Der TÜV-Produktexperte Matthias Rosenthal, erklärt wie der TÜV Süd Schuhe auf Schadstoffe prüft. Der Einsatz von Chemie diene dazu, bestimmte Eigenschaften zu erzeugen, die den Verbrauchern Vorteile bringen. „Aufpassen muss man bei bestimmten Stoffen, die im Verdacht stehen, dass sie gesundheitsschädlich sein können. Mit krebserregenden Stoffen möchten weder der Verbraucher noch die Arbeiter bei der Herstellung in Kontakt kommen“, so der Experte.
Anders als bei Bekleidung seien Schuhe selten mit Prüfsiegeln versehen. Das so genannte blaue TÜV Süd-Oktagon für Schadstoffgeprüft sei eine freiwillige Prüfung und basiere auf zahlreichen Anforderungen, die z.B. das Verfahren zur Bestimmung von diversen Schadstoffen in Leder, Kunststoffen und Zubehör festlegen. „Es gibt zwar keine Verpflichtung für die Hersteller, ihre Produkte von einem externen Institut überprüfen zu lassen. Sollten sie aber die Grenzwerte, die in der EU gelten, überschreiten, machen sie sich strafbar. Viele Hersteller unterschreiten sogar die Grenzwerte“, erklärt Rosenthal. Ausführliche Informationen erteilt auch die Initiative Cads e.V., der sich fast alle deutschen Schuhhersteller und Marken angeschlossen haben.

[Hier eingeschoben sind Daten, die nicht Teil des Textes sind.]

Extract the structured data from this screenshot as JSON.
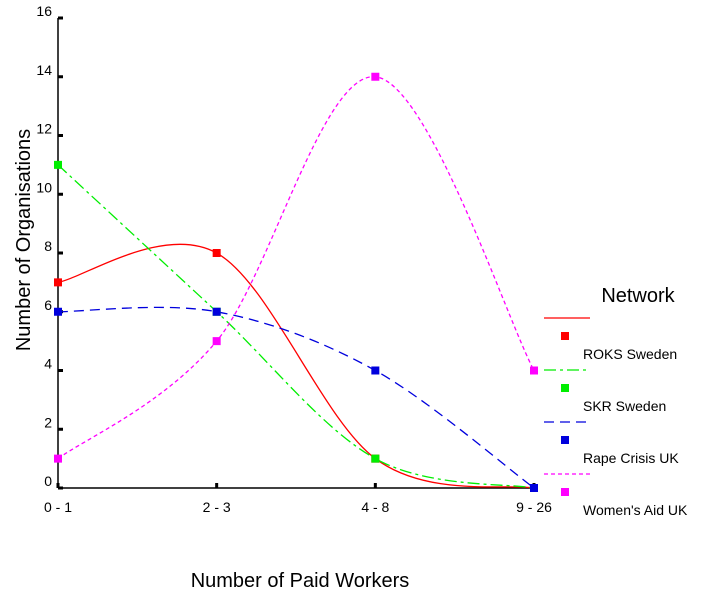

Für Klarheit sorgt auch die EU-Chemikalienverordnung zur Registrierung, Bewertung, Zulassung und Beschränkung chemischer Stoffe (Reach-Verordnung). Sie bestimmt die Kommunikationspflichten in den Lieferketten, Registrierungs- und Zulassungspflichten und Beschränkungen. Die Verordnung gilt in allen EU-Ländern und wird durch die national zuständigen Behörden sowie die neu gegründete Europäische Agentur für chemische Stoffe (ECHA) in Helsinki umgesetzt, erklärt der TÜV Süd abschließend.